Cardenal ordena
nuevos sacerdotes y diáconos
En una de las más solemnes
ceremonias del Cuarto Congreso
Eucarístico, se celebró una misa
de ordenación en Catedral
Metropolitana
- Oscar
Tenorio
- El Diario
de Hoy
La
Iglesia Católica tiene ocho nuevos
servidores. Son tres sacerdotes y cinco
diáconos que ayer fueron ordenados por un
ilustre visitante: el Cardenal de La Habana,
Cuba, Jaime Ortega y Alamino.
La ocasión para recibirlos no ha
podido ser mejor, en pleno apogeo del Cuarto
Congreso Nacional Eucarístico, que se
celebra en San Salvador.
De ahí que la eucaristía de
ayer fuera uno de los momentos más
solemnes e importantes de la festiva jornada,
que reunió a feligreses provenientes de
todo el país.
Al igual que los grandes adornos con
inmaculadas flores blancas, la alegría y
la devoción inundaron la remozada
Catedral Metropolitana. Tanta era la afluencia,
que los organizadores tuvieron que restringir el
acceso, ya que en "la casa de Dios" sólo
quedaba espacio para el incienso y los
cantos.
El ambiente
La ceremonia había sido preparada con
tanto celo que el ambiente era tan pulcro y
solemne, como las voces del grupo de sacerdotes
coristas que acompañó la misa.
De sus armarios sacaron sus más
preciados artilugios para la ocasión:
enormes candeleros dorados -con figuras grabadas
de ángeles, santos y apóstoles-,
para colocar los cirios; imágenes de un
Cristo crucificado y redimido.
La mayoría de feligreses, entre los
que estaban algunos conocidos personajes
públicos y decenas de desconocidos
devotos, quedó absorta ante un ritual
pocas veces visto.
La ordenación
El Cardenal Ortega, quien fue enviado por el
Papa Juan Pablo II para representarlo en el
encuentro eucarístico, pidió a los
nuevos ordenados cultivar el espíritu de
servicio.
Recordó también las virtudes
que debe tener un buen servidor de Dios, tal
como lo hizo Jesucristo hace dos mil
años.

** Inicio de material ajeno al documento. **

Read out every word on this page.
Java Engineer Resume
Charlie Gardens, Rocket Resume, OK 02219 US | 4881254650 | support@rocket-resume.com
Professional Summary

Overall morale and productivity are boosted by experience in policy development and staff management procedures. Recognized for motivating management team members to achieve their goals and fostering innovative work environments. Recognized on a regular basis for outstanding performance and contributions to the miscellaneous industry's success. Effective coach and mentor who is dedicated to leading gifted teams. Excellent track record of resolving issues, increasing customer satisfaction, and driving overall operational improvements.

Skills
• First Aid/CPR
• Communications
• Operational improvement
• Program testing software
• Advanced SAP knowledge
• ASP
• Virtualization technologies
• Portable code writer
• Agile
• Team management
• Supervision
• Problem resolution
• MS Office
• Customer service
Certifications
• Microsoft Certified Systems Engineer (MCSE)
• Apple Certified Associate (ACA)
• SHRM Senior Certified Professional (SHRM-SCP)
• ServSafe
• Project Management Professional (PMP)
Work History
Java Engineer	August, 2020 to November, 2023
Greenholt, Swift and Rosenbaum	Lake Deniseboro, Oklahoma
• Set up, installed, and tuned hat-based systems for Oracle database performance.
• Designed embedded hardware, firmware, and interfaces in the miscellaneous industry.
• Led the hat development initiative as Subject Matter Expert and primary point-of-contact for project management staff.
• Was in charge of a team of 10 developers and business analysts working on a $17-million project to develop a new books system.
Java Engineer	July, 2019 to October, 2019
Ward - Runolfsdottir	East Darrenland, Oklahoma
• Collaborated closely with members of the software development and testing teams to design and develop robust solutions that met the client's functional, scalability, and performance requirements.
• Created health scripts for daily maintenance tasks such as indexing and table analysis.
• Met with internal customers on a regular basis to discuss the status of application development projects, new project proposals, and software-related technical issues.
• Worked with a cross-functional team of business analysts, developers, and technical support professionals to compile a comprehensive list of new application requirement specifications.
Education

Un día antes había
destacado la solidaridad como uno de los
bálsamos de estos tiempos convulsos.
Ante el reto, los nuevos sacerdotes y
diáconos, vestidos con túnicas
blancas, se comprometieron a servir y a cumplir
con todos los preceptos que manda la Iglesia. De
la misma manera, prometieron obediencia a sus
superiores.
Hechos los votos, realizaron uno de los actos
más solemnes del ritual. Los ordenados se
acostaron boca abajo en el Altar Mayor, mientras
el Cardenal Ortega y los demás jerarcas
de la Iglesia, que lo acompañaban, les
dieron la espalda para pedir por ellos a todos
lo santos.
Concluida esa etapa espiritual, la mejor
expresión terrenal para felicitarlos fue
un aplauso. La especial eucaristía
terminó al mediodía.
El Cuarto Congreso Eucarístico
continuó en la tarde con una
peregrinación de feligreses en la zona de
Ciudad Merliot. Horas después,
participaron en una vigilia.
Durante el día de hoy se
congregará en las canchas de "El
Cafetalón", en Santa Tecla, que ha sido
acondicionado para la ocasión.
Así, lo católicos viven una de las
jornadas más festivas del año.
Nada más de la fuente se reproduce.